# Sargent report 10-29-16



## sharkchum (Feb 10, 2012)

This is by far the worse October I've seen in my life. Usually by this time of the year the fishing is insane, but not this year.
Got down to the beach around noon and started throwing the cast net, got nothing. I had a couple crab in the ice chest so I put on on a rod and tossed it out. With in 5 minuets we had a bull red. My uncle gave me a couple sand trout that he caught at the cut so I put one of those on a rod and tossed it out. With in 5 minuets we had another bull red. After that there was nothing. The tide was super high and the surf was rough and muddy, but that wasn't the problem. The problem was I didn't have enough bait to keep my lines in the water, and when I did get a piece of bait the crabs would eat it off in a matter of minuets. I think it's still to hot. We need a good cold front to blow in to get the fish into their winter patterns.


----------



## sharkchum (Feb 10, 2012)

While we were surf fishing, the boys put their kayak's in the marsh behind us to go site cast for reds. They didn't find and reds, but they did come back with 5 nice trout. I also caught some sand trout and specks in the creek at night on my fly rod, that's always fun.


----------



## shadslinger (Aug 21, 2005)

Good report sharkchum, and very good pictures. 
It has been a terrible season, it should be nothing to go down and catch bull reds until you are too tired to reel them in this time of year.
I gave it a couple of shots early in October, and they were fair to disappointing.
So I have been waiting for the kick arse reports to come rolling in before going back.
Looks like I will be flounder fishing before that happens!


----------



## loco4fishn (May 17, 2010)

Thanks for the report sharkchum. My buddy was down there this last weekend also and said he ran in to y'all. He was in a turquoise F250. He did ok and said his main issue was branches and trash in the water knocking out his lines. This fall has definitely been off with this warm weather.


----------



## DA REEL DADDY (Jun 7, 2005)

Good job and great job by the boys!


----------



## Castaway2 (Aug 8, 2013)

Awesome job by the boys... must have taught them good!!!!
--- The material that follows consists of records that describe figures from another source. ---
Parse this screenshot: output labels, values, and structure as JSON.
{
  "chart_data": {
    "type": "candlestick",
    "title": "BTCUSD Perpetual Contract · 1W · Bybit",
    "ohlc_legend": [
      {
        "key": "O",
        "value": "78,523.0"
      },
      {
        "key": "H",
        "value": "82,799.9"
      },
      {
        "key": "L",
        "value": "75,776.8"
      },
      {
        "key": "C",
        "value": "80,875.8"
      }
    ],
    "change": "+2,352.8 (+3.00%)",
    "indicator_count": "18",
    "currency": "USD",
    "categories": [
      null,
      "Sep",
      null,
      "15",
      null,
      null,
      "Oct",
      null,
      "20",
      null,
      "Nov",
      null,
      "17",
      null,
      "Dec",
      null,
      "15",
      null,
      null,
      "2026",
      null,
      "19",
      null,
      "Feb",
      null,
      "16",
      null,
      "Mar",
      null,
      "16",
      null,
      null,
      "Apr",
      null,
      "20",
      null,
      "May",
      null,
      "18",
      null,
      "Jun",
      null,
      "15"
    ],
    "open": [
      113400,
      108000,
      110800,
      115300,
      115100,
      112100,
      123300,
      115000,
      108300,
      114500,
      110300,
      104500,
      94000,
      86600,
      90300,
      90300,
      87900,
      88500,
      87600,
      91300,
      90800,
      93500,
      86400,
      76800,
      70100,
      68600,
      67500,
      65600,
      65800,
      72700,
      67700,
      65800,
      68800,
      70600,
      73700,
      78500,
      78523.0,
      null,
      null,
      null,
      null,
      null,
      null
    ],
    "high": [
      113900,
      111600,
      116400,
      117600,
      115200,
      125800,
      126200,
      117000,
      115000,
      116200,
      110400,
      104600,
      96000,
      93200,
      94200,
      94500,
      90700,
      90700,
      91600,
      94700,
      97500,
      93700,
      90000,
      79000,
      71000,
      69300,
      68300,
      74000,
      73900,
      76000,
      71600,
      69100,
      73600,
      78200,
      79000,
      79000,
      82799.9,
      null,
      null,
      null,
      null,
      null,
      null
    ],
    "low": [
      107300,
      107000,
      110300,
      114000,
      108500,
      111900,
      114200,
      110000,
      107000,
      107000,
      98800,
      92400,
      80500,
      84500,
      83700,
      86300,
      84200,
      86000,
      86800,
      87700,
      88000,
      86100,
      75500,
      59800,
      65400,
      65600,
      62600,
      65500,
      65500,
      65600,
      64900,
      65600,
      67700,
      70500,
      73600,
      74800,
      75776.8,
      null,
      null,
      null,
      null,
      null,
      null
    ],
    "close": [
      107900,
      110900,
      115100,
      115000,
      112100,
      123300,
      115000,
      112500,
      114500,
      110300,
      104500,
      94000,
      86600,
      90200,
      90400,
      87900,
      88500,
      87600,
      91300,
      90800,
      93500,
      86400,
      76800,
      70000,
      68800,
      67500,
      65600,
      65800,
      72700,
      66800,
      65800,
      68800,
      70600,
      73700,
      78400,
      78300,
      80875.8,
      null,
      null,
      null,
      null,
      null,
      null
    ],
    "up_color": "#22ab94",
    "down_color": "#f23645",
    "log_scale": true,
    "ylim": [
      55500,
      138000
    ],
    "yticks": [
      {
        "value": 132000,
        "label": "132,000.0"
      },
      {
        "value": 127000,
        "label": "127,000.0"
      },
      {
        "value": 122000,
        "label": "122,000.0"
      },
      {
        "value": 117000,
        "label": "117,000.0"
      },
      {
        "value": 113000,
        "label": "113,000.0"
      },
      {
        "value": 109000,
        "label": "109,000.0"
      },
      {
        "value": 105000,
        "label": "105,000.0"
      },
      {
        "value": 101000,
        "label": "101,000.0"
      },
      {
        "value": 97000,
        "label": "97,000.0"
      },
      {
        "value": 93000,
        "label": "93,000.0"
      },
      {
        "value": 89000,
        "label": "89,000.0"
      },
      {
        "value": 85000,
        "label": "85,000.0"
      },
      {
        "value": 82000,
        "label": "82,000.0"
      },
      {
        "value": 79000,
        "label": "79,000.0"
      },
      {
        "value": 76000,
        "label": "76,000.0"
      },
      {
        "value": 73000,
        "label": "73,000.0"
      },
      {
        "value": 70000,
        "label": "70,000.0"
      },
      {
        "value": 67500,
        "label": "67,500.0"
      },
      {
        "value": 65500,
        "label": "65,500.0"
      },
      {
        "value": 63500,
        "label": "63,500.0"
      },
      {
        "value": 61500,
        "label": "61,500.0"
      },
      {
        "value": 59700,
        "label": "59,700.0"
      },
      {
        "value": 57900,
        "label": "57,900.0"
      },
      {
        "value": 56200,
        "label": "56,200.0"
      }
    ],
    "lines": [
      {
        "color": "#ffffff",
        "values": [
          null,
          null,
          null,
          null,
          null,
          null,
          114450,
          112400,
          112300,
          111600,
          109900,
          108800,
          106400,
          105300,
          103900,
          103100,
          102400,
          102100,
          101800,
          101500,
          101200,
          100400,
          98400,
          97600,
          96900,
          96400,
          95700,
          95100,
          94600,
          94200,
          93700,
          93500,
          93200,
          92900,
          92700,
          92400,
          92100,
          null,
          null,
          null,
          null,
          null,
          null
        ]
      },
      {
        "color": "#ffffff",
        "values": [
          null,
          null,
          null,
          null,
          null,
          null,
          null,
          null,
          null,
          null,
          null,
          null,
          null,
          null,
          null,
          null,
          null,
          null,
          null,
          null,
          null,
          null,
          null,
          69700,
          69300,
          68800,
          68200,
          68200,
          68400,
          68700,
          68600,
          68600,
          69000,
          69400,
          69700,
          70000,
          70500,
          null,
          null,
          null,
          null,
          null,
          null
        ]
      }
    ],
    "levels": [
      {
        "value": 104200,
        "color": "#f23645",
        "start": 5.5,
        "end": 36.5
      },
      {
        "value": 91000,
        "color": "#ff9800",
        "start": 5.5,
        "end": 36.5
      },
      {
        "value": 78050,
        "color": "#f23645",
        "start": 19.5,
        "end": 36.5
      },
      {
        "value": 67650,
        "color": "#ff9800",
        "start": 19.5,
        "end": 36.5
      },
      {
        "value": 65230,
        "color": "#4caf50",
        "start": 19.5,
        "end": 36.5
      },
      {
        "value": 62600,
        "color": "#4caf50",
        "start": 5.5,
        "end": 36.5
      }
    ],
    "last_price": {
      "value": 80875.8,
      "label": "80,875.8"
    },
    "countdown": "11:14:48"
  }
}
tide was high for sure canal was full to the top of the pier. 

great report as always


----------



## Runway (Feb 6, 2005)

I agree on needing a cool front. That will fire up the catching in the creek too.


----------



## Illbethere (Mar 11, 2015)

How far up Caney will the fishing be good at night in the next month, if we get a couple of cool fronts? Anybody know or have good guess?


----------



## Runway (Feb 6, 2005)

My place is way up the creek on Elm Lane. If you look out the back of Clem's place across the field, you are real close. In the 10 years we have been there, the fall fishing has always been best, usually on an outgoing tide, and with a Romeo Y Julieto Reserve. The trout above came from real close by. :fish:


----------



## edjman (Aug 13, 2013)

Yes it has been a terrible October indeed. Didn't catch one bull red...just a few sharks. Hooked into a BIG ray last time but broke em off in the wade gut. Fought it for over an hour but what a battle


----------



## buton (May 23, 2016)

I agree... is too warm for november lol.. we need a good front..


----------